Prémio Príncipe das Astúrias de Letras/ Ismail Kadaré

  

Escritor albanês (n. Gjirokaster, 1936) que adquiriu a sua reputação como poeta, e depois como romancista, no país natal, mas conseguiu vencer a barreira do isolamento linguístico e político. Favorável à queda do regime de Enver Hoxha, Kadaré fixou-se em Paris. A sua obra caracteriza-se pela abordagem realista de temas do quotidiano, bem com incursões históricas, combinando humor, imaginação e fantástico. Segundo John Carey, presidente do júri que lhe atribuiu o Prémio Booker Internacional, em 2005, "Ismail Kadaré é um escritor que abarca toda uma cultura — a sua história, a sua paixão, o seu folclore, a sua política e os seus desastres. É um escritor universal que pertence a uma tradição narrativa que vem desde Homero.» É membro da Academia das Ciências Morais e Políticas de Paris, do Instituto de França, da Academia das Artes de Berlim e é oficial da Legião de Honra (França).

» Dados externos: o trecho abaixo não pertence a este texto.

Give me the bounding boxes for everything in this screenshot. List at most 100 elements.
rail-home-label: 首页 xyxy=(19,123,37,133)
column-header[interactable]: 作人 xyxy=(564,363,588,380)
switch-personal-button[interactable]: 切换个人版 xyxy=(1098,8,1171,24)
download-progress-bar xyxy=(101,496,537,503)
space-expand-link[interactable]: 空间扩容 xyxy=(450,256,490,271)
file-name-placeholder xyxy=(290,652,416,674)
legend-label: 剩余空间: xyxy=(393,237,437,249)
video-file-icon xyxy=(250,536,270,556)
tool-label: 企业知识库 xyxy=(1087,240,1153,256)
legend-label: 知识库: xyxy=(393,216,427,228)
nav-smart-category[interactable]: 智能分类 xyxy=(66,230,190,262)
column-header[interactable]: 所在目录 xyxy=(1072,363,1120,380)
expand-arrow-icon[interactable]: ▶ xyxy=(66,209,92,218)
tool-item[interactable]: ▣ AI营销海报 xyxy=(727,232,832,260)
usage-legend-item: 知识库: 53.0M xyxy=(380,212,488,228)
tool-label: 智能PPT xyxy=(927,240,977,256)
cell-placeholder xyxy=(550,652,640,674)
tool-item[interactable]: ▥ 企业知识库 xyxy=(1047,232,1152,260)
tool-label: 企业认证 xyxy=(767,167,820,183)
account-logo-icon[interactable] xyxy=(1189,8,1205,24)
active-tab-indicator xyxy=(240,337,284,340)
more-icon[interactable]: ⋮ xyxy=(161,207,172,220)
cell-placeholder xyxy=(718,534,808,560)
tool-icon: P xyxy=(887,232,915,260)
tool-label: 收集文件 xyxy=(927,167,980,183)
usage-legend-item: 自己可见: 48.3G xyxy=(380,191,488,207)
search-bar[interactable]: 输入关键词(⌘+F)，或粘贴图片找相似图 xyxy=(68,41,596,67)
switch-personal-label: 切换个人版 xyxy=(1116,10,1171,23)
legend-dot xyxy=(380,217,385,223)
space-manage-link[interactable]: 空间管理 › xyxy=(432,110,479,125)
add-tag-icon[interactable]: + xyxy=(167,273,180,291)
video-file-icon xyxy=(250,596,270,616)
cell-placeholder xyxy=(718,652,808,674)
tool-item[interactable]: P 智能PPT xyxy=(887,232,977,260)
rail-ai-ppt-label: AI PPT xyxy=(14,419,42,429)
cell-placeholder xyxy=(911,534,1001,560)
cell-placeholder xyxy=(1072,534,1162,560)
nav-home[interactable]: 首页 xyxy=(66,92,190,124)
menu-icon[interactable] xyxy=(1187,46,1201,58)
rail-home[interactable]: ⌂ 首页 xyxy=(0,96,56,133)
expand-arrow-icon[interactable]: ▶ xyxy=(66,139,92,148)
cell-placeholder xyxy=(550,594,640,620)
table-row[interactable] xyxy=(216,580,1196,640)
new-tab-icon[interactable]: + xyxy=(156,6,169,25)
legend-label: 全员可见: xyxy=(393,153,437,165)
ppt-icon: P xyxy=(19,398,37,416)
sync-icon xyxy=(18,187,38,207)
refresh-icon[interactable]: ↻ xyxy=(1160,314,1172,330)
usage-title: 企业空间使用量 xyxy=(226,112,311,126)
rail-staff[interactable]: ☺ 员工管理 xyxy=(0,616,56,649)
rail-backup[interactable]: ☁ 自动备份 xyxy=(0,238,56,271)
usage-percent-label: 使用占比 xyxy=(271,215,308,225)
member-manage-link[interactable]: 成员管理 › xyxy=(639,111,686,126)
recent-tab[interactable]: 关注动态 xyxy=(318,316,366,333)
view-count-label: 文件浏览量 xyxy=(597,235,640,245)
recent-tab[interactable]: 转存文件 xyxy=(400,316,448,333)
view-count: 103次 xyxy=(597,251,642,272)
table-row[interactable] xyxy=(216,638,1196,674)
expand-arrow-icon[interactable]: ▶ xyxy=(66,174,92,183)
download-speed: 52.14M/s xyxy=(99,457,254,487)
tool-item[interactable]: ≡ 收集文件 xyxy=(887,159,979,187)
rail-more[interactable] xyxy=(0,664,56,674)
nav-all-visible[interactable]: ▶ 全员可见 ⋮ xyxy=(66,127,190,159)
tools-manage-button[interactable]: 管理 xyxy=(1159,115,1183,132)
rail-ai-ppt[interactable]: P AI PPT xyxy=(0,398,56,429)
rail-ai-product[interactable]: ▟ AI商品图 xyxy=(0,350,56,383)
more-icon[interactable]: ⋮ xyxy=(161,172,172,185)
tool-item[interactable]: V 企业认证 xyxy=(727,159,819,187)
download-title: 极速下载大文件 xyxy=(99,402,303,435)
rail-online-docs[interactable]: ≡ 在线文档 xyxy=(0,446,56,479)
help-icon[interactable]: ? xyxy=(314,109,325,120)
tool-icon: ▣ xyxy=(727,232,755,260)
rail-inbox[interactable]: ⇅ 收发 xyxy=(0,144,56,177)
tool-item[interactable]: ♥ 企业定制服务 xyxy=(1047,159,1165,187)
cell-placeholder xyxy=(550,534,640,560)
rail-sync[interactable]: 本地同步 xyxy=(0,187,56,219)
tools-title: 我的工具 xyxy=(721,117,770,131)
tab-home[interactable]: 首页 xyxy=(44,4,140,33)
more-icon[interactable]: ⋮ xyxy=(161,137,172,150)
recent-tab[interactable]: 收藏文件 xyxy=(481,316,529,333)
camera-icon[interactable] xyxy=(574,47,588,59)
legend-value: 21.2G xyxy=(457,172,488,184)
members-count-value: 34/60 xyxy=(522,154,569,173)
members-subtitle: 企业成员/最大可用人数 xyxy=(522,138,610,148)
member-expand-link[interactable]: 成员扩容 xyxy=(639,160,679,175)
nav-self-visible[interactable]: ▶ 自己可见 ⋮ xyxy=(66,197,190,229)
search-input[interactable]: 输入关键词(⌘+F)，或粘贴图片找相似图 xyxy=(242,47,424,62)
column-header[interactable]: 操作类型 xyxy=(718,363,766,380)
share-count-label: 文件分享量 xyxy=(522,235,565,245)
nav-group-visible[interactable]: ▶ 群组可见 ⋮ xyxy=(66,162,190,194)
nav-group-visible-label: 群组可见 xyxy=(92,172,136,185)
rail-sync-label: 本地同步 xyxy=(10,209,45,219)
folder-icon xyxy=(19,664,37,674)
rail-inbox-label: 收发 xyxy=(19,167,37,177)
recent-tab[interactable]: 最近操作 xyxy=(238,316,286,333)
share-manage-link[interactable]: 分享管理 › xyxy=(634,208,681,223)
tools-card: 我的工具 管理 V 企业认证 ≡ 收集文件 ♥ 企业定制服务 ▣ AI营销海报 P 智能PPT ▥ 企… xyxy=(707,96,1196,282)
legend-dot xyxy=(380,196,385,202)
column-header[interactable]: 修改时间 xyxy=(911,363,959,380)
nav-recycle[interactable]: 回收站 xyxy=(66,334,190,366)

Algumas obras: O Castelo (1970), Crónica de Pedra (1971), Abril Despedaçado (1978), Palácio dos Sonhos (1981), O Concerto (1988), A Pirâmide (1991), Albânia (1995), Três Cantos Fúnebres para o Kosovo (2000), Ficheiro sobre H. (2002), Frente ao Espelho de uma Mulher (2002), A Filha de Agamemnon (2003), O Sucessor (2005), Vida, Morte e Representação de Lul Mazreku (2007). Kadaré é publlicado em Portugal pela D. Quixote.